Followers seem to be very nice, hard-working fellas, peaceful and jolly, but a little dumb. For one, I can not explain why would they dumbly walk into a Cyclop when they see him crashing the skulls of their team mates? They act like sheep, indeed.
Design
Godus is plain beautiful, and everything from water to the grass, the sand and the ground levels are beautiful. The art style is not overly detailed, in a way that your followers are mere sketches without eyes and mouths, but you can occasionally hear them singing, birds chirping, waves splashing, tree leaves rustling with the wind. Purple Belief bubbles, as I said, make a wondrous subtle tune, which adds to the overall atmosphere of peace.
Performance
As far as I read, iOS users did not experience the performance problems as much as Android users do now. I ran into those, too. For one, the game takes ages to load, and tends to either lose connection, or authenticate you way too often than any other game.

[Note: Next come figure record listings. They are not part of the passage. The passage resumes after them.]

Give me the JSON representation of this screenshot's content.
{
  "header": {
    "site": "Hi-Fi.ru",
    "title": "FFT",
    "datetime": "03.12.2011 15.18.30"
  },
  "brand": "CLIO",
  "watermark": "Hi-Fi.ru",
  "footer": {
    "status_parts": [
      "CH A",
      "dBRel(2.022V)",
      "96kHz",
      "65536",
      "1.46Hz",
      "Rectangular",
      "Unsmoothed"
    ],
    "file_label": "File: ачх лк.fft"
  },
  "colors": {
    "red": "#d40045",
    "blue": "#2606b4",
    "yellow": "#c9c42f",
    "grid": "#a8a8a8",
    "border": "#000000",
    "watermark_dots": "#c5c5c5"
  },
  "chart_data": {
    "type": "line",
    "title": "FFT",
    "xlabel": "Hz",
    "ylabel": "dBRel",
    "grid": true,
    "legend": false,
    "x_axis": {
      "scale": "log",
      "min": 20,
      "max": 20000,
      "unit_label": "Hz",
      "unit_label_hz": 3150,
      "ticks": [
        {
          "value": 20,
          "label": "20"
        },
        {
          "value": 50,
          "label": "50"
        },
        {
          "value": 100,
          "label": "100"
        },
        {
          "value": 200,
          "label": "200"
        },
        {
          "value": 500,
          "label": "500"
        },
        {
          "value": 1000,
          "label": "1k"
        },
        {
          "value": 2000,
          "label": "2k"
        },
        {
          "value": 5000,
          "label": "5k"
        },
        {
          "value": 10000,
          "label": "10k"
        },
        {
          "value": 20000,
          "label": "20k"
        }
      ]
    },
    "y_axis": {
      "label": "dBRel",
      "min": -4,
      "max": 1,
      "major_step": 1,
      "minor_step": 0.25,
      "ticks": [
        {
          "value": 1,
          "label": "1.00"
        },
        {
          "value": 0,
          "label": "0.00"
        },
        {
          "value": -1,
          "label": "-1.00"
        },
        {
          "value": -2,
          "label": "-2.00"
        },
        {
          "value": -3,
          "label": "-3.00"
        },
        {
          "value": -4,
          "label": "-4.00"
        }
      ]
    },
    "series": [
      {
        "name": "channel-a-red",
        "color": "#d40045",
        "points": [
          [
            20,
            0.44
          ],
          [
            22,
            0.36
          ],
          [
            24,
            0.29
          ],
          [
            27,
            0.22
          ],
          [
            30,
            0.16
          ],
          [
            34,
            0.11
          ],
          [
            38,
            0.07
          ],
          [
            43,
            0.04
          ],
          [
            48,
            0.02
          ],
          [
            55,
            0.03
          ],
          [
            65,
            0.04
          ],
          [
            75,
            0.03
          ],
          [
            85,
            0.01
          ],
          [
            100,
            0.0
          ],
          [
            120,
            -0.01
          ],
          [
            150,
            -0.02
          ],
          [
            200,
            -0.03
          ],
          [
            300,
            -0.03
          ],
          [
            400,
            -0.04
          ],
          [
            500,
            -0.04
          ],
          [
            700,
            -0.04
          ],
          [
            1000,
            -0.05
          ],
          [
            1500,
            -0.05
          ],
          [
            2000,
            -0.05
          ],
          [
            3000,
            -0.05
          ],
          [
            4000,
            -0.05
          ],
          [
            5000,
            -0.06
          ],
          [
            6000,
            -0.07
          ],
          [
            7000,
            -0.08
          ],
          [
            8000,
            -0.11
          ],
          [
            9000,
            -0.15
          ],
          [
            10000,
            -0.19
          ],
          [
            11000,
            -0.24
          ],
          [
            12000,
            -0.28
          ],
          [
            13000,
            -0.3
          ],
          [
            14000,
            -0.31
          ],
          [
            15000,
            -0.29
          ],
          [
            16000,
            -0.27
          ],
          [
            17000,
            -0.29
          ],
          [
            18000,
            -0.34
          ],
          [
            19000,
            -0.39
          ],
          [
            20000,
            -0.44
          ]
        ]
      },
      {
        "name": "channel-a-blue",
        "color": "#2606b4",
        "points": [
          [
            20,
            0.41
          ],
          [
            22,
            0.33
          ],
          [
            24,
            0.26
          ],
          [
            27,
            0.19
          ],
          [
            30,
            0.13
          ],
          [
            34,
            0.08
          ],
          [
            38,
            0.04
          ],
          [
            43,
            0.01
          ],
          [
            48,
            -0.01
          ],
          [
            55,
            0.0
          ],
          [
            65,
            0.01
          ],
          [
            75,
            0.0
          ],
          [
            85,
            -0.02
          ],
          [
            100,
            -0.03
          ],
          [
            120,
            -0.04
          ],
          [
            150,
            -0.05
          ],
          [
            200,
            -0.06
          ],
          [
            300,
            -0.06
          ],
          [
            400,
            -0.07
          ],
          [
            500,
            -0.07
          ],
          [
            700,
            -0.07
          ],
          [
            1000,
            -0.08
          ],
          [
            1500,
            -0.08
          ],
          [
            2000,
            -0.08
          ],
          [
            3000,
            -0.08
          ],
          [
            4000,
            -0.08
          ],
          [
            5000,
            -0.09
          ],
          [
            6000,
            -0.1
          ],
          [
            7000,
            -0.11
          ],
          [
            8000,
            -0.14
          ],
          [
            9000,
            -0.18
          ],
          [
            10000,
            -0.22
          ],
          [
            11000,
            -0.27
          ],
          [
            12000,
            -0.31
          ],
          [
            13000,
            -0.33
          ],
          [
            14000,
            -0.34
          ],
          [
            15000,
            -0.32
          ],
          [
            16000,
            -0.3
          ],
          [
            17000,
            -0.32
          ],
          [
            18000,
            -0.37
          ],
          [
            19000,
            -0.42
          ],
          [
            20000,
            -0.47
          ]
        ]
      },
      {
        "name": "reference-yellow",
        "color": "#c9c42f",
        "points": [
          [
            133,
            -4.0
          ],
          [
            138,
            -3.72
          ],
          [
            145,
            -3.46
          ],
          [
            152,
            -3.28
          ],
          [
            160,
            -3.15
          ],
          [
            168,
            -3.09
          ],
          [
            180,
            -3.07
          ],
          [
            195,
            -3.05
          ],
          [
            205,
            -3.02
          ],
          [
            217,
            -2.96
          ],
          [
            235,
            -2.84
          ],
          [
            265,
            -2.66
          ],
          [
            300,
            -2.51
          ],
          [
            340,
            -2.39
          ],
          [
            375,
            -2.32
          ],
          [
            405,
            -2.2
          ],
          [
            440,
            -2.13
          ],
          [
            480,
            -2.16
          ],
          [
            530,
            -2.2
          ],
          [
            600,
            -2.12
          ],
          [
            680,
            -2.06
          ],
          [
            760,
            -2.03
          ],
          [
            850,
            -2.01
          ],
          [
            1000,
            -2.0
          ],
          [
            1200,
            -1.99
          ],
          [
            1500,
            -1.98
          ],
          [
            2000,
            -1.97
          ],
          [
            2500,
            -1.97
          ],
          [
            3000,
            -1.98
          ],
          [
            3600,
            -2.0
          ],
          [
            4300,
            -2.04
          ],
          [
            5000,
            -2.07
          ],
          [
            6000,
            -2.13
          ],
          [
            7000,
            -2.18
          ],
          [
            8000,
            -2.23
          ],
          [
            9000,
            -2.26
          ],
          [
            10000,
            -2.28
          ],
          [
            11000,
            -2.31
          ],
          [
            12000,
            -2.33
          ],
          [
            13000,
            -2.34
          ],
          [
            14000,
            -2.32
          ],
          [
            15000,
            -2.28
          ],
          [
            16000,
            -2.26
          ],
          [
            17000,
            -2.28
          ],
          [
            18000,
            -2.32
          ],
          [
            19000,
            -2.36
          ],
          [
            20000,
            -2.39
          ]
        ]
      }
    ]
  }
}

It kept crashing on one of my devices altogether.
Another glitch that I came across was in the exploration trip, where three or four islands in a row were identical, with identical champions in the same spots, and exactly the same challenge of building up a path for the folks to get to the treasure without walking past the champions.
Pros
- Beautiful design
- Peaceful atmosphere
- Slow-paced, relaxed gameplay
- Non-intrusive IAPs
- Possibility to progress without paying
- Plenty of exploration
- Tons of content
Cons
- Sculpting with precision is nearly impossible, so often times you will be spending Belief on rebuilding levels you did not mean to erase, or spending time on resculpting stuff you did not mean to sculpt
- Too much monotonous sculpting
- Followers are a bit stupid, and don’t seem to have any self-preservation instinct
- Lengthy load times, performance varies depending on a device
- Needs Internet connection to play
- For a god-sim game, players get frustratingly little godlike abilities at the initial stages, and some may lose interest before they unlock interesting stuff
Conclusion
At some point, I caught myself thinking – is it possible not to screw up the civilization, and help it evolve the peaceful way? I am still not sure, but at some point you will unlock the ability to set the Commandments, which are diverse, but define the course your civilization takes in the development. For example, you can choose for your people to have a gender labor division, which defines whether it is going to be a patriarchal society (where men work, women tend to children), or matriarchal (where women work, and men raise children and mind the housework). It is from that point that the game’s development has a potential to develop into something truly immersive, but you have to have patience to get there. If you don’t, you might get bored with the repetitiveness of sculpting, limited by your own scarce godlike abilities.